Er is sterke voorkeur om followup in expertisecentra te laten plaatsvinden bij:
- NF1 veroorzaakt door microdeleties
- Grote (plexiforme) neurofibromen
- Neurologische uitval
- Reeds aangetoonde maligniteiten
- (Chronische) pijn
- Belangrijke psychosociale problematiek (niveau D)
Deze samenvatting is bedoeld voor: Alle zorgverleners die betrokken zijn bij patiënten met Neurofibromatose type 1. Dit zijn o.a. maar niet volledig: (kinder)neurologen, kinderartsen, oogartsen, klinisch genetici, dermatologen, (kinder)psychiaters en psychologen, revalidatieartsen en maatschappelijk werkers. Afhankelijk van de complicaties kunnen ook de volgende zorgverleners betrokken zijn: (neuro)oncoloog, orthopeed, neurochirurg, internist, gynaecoloog, plastisch chirurg, fysiotherapeut, logopedist.
Ouders en of andere familieleden dienen voor erfelijkheidsadvies en DNA diagnostiek te worden verwezen naar een klinisch genetisch centrum. Indien een ouder van een NF1-patiënt zelf NF1 heeft, is de kans op herhaling bij een volgend kind 50% (1:2). Indien NF1 bij een kind de novo ontstaan is (afwezigheid van NF1 mutatie bij beide ouders) kan een kiemcelmozaïek bij een van de ouders niet worden uitgesloten. De herhalingskans op een volgend kind is in dat geval daarom licht verhoogd ten opzichte van de normale populatie (niveau D).
De patiëntenvereniging (NFVN) beschikt over voorlichtingsmateriaal voor kinderen en hun ouders, leerkrachten en begeleiders, en zorgverleners. Zij verzorgt regelmatig een bulletin voor leden (niveau D).

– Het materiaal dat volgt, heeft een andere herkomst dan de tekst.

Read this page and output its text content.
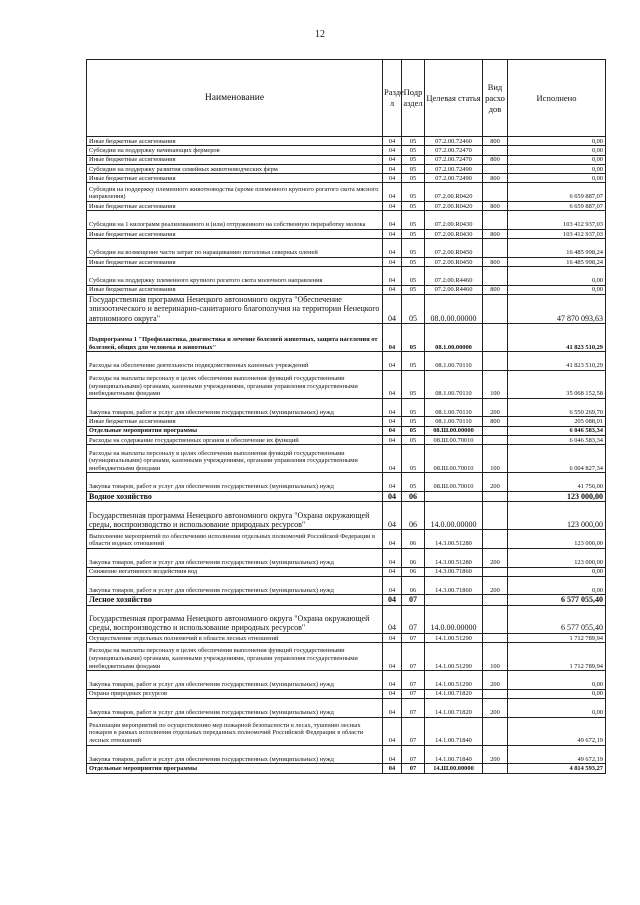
12
Наименование	Разде л	Подр аздел	Целевая статья	Вид расхо дов	Исполнено
Иные бюджетные ассигнования	04	05	07.2.00.72460	800	0,00
Субсидии на поддержку начинающих фермеров	04	05	07.2.00.72470		0,00
Иные бюджетные ассигнования	04	05	07.2.00.72470	800	0,00
Субсидии на поддержку развития семейных животноводческих ферм	04	05	07.2.00.72490		0,00
Иные бюджетные ассигнования	04	05	07.2.00.72490	800	0,00
Субсидия на поддержку племенного животноводства (кроме племенного крупного рогатого скота мясного направления)	04	05	07.2.00.R0420		6 659 887,07
Иные бюджетные ассигнования	04	05	07.2.00.R0420	800	6 659 887,07
Субсидии на 1 килограмм реализованного и (или) отгруженного на собственную переработку молока	04	05	07.2.00.R0430		103 412 937,03
Иные бюджетные ассигнования	04	05	07.2.00.R0430	800	103 412 937,03
Субсидии на возмещение части затрат по наращиванию поголовья северных оленей	04	05	07.2.00.R0450		16 485 998,24
Иные бюджетные ассигнования	04	05	07.2.00.R0450	800	16 485 998,24
Субсидии на поддержку племенного крупного рогатого скота молочного направления	04	05	07.2.00.R4460		0,00
Иные бюджетные ассигнования	04	05	07.2.00.R4460	800	0,00
Государственная программа Ненецкого автономного округа "Обеспечение эпизоотического и ветеринарно-санитарного благополучия на территории Ненецкого автономного округа"	04	05	08.0.00.00000		47 870 093,63
Подпрограмма 1 "Профилактика, диагностика и лечение болезней животных, защита населения от болезней, общих для человека и животных"	04	05	08.1.00.00000		41 823 510,29
Расходы на обеспечение деятельности подведомственных казенных учреждений	04	05	08.1.00.70110		41 823 510,29
Расходы на выплаты персоналу в целях обеспечения выполнения функций государственными (муниципальными) органами, казенными учреждениями, органами управления государственными внебюджетными фондами	04	05	08.1.00.70110	100	35 068 152,58
Закупка товаров, работ и услуг для обеспечения государственных (муниципальных) нужд	04	05	08.1.00.70110	200	6 550 269,70
Иные бюджетные ассигнования	04	05	08.1.00.70110	800	205 088,01
Отдельные мероприятия программы	04	05	08.Ш.00.00000		6 046 583,34
Расходы на содержание государственных органов и обеспечение их функций	04	05	08.Ш.00.70010		6 046 583,34
Расходы на выплаты персоналу в целях обеспечения выполнения функций государственными (муниципальными) органами, казенными учреждениями, органами управления государственными внебюджетными фондами	04	05	08.Ш.00.70010	100	6 004 827,34
Закупка товаров, работ и услуг для обеспечения государственных (муниципальных) нужд	04	05	08.Ш.00.70010	200	41 756,00
Водное хозяйство	04	06			123 000,00
Государственная программа Ненецкого автономного округа "Охрана окружающей среды, воспроизводство и использование природных ресурсов"	04	06	14.0.00.00000		123 000,00
Выполнение мероприятий по обеспечению исполнения отдельных полномочий Российской Федерации в области водных отношений	04	06	14.3.00.51280		123 000,00
Закупка товаров, работ и услуг для обеспечения государственных (муниципальных) нужд	04	06	14.3.00.51280	200	123 000,00
Снижение негативного воздействия вод	04	06	14.3.00.71860		0,00
Закупка товаров, работ и услуг для обеспечения государственных (муниципальных) нужд	04	06	14.3.00.71860	200	0,00
Лесное хозяйство	04	07			6 577 055,40
Государственная программа Ненецкого автономного округа "Охрана окружающей среды, воспроизводство и использование природных ресурсов"	04	07	14.0.00.00000		6 577 055,40
Осуществление отдельных полномочий в области лесных отношений	04	07	14.1.00.51290		1 712 789,94
Расходы на выплаты персоналу в целях обеспечения выполнения функций государственными (муниципальными) органами, казенными учреждениями, органами управления государственными внебюджетными фондами	04	07	14.1.00.51290	100	1 712 789,94
Закупка товаров, работ и услуг для обеспечения государственных (муниципальных) нужд	04	07	14.1.00.51290	200	0,00
Охрана природных ресурсов	04	07	14.1.00.71820		0,00
Закупка товаров, работ и услуг для обеспечения государственных (муниципальных) нужд	04	07	14.1.00.71820	200	0,00
Реализация мероприятий по осуществлению мер пожарной безопасности в лесах, тушению лесных пожаров в рамках исполнения отдельных переданных полномочий Российской Федерации в области лесных отношений	04	07	14.1.00.71840		49 672,19
Закупка товаров, работ и услуг для обеспечения государственных (муниципальных) нужд	04	07	14.1.00.71840	200	49 672,19
Отдельные мероприятия программы	04	07	14.Ш.00.00000		4 814 593,27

Documentatie: (te vinden op http://www.erasmusmc.nl/encore en www.neurofibromatose.nl)
‘Niet altijd zichtbaar, sociaal-emotionele en leerproblemen bij kinderen en jongeren met Neurofibromatose type 1’ Informatie en tips voor ouders, kinderen, jongeren, leerkrachten en begeleiders.
Spotlicht op jongeren met NF1, informatie over sociaalemotionele een leerproblemen voor jongvolwassenen met NF1 en voor de mensen om hen heen.